De opstelling van de
bureaucratie
De belangrijkste vergissing van Mandel betrof de
inschatting van de rol van deze bureaucraten. Tot in de jaren ’70 verzetten
sleutelsectoren van de bureaucratie zich inderdaad tegen het herstel van het
kapitalisme. Marktmechanismen en gedeeltelijke privatiseringen waren
ondergeschikt aan de niet-kapitalistische productieverhoudingen. Maar de
situatie is veranderd. Geen enkele sector van betekenis van het oude apparaat
heeft zich tegen het herstel van het kapitalisme verzet. Leidende sectoren van
de nomenklatura hebben de privatiseringen gestuurd in functie van hun eigen
belangen. De enige differentiatie binnen de bureaucratie is die tussen een
‘compradore’ sector, die zich wil verrijken als tussenpersoon voor het
imperialisme, en een nationale burgerij: een schoktherapie van systematische
onmiddellijke privatiseringen botst met een strategie van staatskapitalisme.

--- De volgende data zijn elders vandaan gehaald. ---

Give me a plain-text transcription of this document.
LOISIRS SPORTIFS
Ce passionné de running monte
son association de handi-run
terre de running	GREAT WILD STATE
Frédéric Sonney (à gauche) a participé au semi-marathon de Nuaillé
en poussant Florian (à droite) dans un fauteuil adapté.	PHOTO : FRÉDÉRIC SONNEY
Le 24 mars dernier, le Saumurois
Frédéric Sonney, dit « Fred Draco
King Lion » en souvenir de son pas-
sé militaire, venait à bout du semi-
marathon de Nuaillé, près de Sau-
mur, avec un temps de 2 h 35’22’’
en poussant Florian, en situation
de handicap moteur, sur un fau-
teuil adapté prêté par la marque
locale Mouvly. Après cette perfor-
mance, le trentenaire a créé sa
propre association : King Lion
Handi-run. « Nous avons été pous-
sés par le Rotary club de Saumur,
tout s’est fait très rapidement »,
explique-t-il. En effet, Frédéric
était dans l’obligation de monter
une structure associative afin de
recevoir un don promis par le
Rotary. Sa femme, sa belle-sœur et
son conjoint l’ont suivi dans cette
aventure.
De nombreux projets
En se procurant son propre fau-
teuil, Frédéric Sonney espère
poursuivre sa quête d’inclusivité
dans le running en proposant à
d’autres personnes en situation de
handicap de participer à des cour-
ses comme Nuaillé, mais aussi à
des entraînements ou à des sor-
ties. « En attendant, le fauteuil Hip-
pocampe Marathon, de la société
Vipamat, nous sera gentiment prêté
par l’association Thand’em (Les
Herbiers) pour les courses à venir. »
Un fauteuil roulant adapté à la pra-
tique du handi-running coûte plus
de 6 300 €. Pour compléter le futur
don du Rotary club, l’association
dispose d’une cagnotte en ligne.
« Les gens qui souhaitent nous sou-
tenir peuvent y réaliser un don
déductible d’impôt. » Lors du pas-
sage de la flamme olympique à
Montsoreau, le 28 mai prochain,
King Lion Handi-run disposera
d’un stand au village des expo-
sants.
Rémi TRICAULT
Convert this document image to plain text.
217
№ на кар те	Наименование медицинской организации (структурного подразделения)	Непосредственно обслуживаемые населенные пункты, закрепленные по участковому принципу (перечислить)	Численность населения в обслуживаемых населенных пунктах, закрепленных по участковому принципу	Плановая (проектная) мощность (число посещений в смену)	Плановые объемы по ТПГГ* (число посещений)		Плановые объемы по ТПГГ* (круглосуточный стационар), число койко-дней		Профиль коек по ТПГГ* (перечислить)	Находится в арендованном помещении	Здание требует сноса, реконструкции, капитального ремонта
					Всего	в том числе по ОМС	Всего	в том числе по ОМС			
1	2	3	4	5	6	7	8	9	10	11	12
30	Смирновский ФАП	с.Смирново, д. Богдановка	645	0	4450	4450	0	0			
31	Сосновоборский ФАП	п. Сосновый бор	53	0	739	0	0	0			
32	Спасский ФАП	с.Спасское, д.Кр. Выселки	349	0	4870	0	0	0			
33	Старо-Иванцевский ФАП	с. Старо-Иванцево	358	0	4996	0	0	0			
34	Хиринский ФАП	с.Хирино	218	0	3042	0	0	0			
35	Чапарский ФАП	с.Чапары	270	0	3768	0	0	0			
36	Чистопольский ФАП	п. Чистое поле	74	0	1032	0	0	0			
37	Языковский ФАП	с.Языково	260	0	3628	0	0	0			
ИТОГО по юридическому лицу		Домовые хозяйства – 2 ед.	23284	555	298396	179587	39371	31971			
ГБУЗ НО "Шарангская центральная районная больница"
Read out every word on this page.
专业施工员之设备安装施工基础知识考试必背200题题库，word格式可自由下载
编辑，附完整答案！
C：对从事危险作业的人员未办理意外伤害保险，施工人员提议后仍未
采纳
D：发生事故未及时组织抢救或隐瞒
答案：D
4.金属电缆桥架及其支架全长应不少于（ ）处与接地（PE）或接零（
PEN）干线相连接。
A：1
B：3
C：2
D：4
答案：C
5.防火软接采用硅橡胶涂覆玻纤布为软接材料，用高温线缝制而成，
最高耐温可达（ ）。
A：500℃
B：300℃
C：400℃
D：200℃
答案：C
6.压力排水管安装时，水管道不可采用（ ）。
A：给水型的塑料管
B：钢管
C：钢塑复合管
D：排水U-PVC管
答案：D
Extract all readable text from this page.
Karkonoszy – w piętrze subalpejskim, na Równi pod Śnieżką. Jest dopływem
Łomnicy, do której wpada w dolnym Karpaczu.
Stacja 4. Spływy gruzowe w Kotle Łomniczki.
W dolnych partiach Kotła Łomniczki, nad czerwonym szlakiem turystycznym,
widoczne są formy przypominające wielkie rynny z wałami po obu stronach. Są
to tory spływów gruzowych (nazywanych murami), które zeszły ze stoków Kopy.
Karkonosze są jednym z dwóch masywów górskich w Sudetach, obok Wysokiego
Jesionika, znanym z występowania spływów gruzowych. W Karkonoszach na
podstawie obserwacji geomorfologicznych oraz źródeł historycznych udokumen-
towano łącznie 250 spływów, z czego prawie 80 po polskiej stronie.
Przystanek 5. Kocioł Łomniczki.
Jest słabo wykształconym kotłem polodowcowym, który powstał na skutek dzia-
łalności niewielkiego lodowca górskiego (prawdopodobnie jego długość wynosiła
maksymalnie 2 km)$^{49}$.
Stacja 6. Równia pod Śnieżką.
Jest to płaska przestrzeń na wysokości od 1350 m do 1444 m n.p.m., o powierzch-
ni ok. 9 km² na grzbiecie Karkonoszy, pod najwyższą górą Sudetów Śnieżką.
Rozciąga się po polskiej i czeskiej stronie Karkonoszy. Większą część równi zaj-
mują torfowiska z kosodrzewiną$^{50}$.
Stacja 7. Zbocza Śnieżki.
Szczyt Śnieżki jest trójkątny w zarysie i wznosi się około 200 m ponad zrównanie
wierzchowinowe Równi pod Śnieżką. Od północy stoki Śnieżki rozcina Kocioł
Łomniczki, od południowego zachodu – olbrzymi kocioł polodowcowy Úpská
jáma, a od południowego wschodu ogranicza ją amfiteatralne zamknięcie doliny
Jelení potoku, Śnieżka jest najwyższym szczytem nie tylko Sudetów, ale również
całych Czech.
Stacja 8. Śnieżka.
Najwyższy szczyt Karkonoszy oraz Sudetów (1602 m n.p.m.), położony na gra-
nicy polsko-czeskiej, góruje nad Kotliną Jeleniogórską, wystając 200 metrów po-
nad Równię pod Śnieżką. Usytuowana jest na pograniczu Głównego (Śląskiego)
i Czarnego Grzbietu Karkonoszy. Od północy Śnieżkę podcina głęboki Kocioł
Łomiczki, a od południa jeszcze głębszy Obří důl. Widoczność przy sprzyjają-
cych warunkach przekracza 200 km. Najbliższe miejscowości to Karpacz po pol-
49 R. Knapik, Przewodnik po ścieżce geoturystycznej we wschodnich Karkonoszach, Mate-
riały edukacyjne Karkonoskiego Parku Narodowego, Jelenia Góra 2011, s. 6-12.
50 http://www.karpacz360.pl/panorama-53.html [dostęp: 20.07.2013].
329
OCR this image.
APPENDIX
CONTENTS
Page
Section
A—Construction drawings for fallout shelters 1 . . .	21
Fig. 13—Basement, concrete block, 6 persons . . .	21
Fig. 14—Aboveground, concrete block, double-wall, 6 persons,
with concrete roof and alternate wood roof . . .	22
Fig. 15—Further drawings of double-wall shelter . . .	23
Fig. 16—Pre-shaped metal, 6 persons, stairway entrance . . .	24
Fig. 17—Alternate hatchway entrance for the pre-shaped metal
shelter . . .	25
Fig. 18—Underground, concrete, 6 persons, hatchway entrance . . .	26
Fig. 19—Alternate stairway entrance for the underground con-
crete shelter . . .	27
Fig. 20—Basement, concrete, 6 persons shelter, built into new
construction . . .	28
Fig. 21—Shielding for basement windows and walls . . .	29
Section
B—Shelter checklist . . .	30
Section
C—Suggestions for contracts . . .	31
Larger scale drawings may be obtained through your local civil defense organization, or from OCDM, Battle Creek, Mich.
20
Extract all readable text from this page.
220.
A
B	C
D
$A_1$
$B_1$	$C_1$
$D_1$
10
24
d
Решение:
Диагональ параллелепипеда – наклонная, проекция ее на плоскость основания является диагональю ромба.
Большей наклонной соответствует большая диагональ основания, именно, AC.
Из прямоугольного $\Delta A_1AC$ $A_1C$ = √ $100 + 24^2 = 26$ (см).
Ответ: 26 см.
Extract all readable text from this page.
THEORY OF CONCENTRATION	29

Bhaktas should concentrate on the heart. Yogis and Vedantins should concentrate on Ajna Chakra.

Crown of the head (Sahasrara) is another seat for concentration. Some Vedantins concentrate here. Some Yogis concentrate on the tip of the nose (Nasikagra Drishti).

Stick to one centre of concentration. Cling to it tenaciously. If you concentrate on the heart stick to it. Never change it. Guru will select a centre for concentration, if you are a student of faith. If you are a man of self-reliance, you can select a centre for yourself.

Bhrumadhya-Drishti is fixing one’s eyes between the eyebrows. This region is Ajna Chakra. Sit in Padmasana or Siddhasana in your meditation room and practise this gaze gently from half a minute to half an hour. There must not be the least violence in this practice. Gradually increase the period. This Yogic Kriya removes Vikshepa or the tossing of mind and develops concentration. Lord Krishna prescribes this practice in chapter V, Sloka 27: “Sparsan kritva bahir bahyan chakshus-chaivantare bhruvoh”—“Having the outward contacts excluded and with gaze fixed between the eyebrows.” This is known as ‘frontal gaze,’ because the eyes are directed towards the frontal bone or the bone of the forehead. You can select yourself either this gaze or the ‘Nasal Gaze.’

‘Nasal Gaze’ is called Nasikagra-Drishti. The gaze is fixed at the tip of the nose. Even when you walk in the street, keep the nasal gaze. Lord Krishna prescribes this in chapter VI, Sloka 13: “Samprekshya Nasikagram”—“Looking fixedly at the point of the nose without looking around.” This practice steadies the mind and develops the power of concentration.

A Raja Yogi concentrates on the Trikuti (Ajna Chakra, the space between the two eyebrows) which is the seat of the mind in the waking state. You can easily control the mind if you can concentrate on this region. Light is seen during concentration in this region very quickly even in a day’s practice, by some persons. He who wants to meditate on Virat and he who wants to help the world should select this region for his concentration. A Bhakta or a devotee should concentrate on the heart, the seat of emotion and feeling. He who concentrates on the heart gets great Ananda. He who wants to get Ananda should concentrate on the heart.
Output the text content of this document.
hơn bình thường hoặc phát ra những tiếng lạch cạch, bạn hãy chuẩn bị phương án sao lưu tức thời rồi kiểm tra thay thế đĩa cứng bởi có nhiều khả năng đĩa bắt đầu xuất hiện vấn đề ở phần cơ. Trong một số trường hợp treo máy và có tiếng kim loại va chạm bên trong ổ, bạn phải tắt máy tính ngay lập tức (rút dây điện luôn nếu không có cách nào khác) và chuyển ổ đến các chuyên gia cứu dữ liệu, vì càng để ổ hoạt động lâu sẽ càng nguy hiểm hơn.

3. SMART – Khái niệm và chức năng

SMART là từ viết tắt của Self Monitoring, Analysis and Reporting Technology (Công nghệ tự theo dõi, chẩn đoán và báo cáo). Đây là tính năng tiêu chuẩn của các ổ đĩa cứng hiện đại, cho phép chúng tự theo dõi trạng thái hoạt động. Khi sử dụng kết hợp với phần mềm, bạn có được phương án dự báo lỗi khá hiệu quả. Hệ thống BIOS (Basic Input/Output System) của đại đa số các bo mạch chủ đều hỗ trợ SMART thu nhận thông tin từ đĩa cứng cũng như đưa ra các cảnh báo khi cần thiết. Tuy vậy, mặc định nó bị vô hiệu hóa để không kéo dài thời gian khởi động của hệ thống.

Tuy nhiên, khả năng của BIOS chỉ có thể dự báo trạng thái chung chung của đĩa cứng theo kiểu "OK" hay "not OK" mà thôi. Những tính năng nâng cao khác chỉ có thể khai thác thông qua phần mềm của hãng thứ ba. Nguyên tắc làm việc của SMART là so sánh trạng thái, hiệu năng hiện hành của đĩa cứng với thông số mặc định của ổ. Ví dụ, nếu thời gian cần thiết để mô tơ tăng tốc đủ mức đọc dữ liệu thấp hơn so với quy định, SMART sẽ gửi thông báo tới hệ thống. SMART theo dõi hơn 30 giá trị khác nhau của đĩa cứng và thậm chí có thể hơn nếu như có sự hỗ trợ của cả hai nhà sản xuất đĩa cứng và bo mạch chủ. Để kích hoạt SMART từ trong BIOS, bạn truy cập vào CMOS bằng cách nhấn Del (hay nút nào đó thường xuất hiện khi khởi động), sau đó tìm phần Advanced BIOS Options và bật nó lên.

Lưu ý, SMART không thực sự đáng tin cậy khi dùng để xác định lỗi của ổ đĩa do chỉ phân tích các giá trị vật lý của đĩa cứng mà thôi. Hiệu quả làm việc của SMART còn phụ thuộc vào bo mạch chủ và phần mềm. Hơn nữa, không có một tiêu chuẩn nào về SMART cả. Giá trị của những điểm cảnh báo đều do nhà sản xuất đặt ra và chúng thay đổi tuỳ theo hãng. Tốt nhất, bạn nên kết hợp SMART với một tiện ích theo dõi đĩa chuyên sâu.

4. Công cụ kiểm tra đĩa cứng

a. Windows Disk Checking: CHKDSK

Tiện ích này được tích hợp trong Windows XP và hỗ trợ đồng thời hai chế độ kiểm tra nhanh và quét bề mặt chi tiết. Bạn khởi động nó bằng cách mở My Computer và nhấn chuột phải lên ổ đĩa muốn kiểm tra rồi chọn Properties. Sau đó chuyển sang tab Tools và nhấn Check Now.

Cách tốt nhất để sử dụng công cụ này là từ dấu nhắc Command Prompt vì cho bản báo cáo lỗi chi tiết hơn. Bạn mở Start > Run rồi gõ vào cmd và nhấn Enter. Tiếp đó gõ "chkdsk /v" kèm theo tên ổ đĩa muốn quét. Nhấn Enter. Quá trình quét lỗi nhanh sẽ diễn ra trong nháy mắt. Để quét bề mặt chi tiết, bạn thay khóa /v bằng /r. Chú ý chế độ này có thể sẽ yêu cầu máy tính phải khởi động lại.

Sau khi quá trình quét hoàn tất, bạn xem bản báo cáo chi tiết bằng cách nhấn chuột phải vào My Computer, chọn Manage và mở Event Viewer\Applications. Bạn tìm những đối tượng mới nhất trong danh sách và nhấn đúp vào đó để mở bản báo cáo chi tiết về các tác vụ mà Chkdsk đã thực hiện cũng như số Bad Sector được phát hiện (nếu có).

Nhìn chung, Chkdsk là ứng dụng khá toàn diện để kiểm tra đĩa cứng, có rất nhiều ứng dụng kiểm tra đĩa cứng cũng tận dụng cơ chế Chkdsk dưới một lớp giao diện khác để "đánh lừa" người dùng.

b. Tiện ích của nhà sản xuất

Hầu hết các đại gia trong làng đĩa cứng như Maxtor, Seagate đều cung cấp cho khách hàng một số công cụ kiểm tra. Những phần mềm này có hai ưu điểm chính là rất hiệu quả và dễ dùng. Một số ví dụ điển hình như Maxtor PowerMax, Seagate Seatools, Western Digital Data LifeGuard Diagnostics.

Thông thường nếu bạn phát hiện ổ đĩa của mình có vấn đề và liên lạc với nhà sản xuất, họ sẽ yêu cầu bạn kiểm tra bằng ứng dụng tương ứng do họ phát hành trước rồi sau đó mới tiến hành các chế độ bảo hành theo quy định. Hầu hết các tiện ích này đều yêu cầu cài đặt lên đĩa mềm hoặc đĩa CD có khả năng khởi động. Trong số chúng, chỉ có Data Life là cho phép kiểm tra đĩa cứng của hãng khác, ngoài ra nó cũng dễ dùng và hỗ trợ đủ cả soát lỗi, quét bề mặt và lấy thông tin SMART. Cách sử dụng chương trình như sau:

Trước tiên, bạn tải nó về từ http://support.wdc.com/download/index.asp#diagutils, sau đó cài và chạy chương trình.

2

Als er nog een strijd in de vorm van een driehoek
bestaat, dan is de basis ervan veranderd. De burgerlijke hoek is versterkt ten
nadele van de bureaucratische, die zijn samenhang verloren is. De
“arbeidershoek” is gedurende gans het proces erg verzwakt.
Sociale verworvenheden
Ook in verband met deze “arbeidershoek” is er
een probleem in de analyse van Mandel. Hij onderlijnde terecht de sociale
verworvenheden. Maar hij stelde deze verworvenheden te veel voor als
rechtstreekse gevolgen van de Oktoberrevolutie, daar waar een deel ervan waren
ingevoerd door Stalin en zijn opvolgers. Deze verworvenheden hadden grote
beperkingen, juist omdat ze ingevoerd waren met het oog op de stabilisering van
de bureaucratische overheersing. Mandel onderschatte die beperkingen: volledige
maar slechte tewerkstelling, gratis diensten maar van steeds rampzaliger niveau,
uitgebouwde vorming en opleiding maar zonder meningsvrijheid, enz. Dit alles
blokkeerde meer en meer de socialistische ontwikkeling. Dit verzwakte de
bereidheid van de arbeiders tot verzet tegen het herstel van het kapitalisme, en
bevorderde een prokapitalistische draai van de bureaucratie.
De crisis
De crisis van de “bureaucratische
arbeidersstaten” moet begrepen worden in zijn historische ontwikkeling, en
niet vanuit een onveranderlijke “natuur” van de bureaucratie. Men moet
kijken naar de concrete omstandigheden waarin deze bureaucratie vocht voor haar
privileges. Tot de jaren ’70 verminderde de voorsprong van de ontwikkelde
kapitalistische landen op de Sovjetunie. Daarna werd die voorsprong opnieuw
groter. De bureaucratische planeconomie kon de overgang niet maken van
extensieve groei naar intensieve groei. De bureaucratie was een absolute
hinderpaal geworden voor de ontwikkeling van de productiekrachten. Er werd
steeds meer geïmporteerd in Oost-Europa, wat op zijn beurt leidde naar de
schuldencrisis van de jaren ’80.
Het kapitalisme slaagde in diezelfde periode in
een krachtig neoliberaal offensief tegen de arbeidersklasse, gesteund door een
radicale technologische omwenteling.
De arbeiders verzetten zich
niet
Mandel onderlijnde terecht het groeiend gewicht
van de arbeiders in de maatschappijen van Oost-Europa. Maar uit deze
beschrijvende objectieve elementen trok hij te snel conclusies over de
mogelijkheden tot een onafhankelijke rol van de arbeiders tegen de bureaucratie
en tegen het kapitalistisch herstel. Zelfs zijn ‘objectieve’ beschrijving
had onvoldoende oog voor de specifieke kenmerken van de productieverhoudingen in
die landen.
Zijn foute inschatting werd in de hand gewerkt
door het feit dat Mandel dacht in het verlengde van de arbeidersopstanden in
1956 in Hongarije en Polen. Toen was er wel degelijk een autonome rol van de
arbeiders, met een spontane dynamiek naar zelforganisatie. Zijn benadering werd
versterkt door de eerste ontwikkelingen van Solidarnosc.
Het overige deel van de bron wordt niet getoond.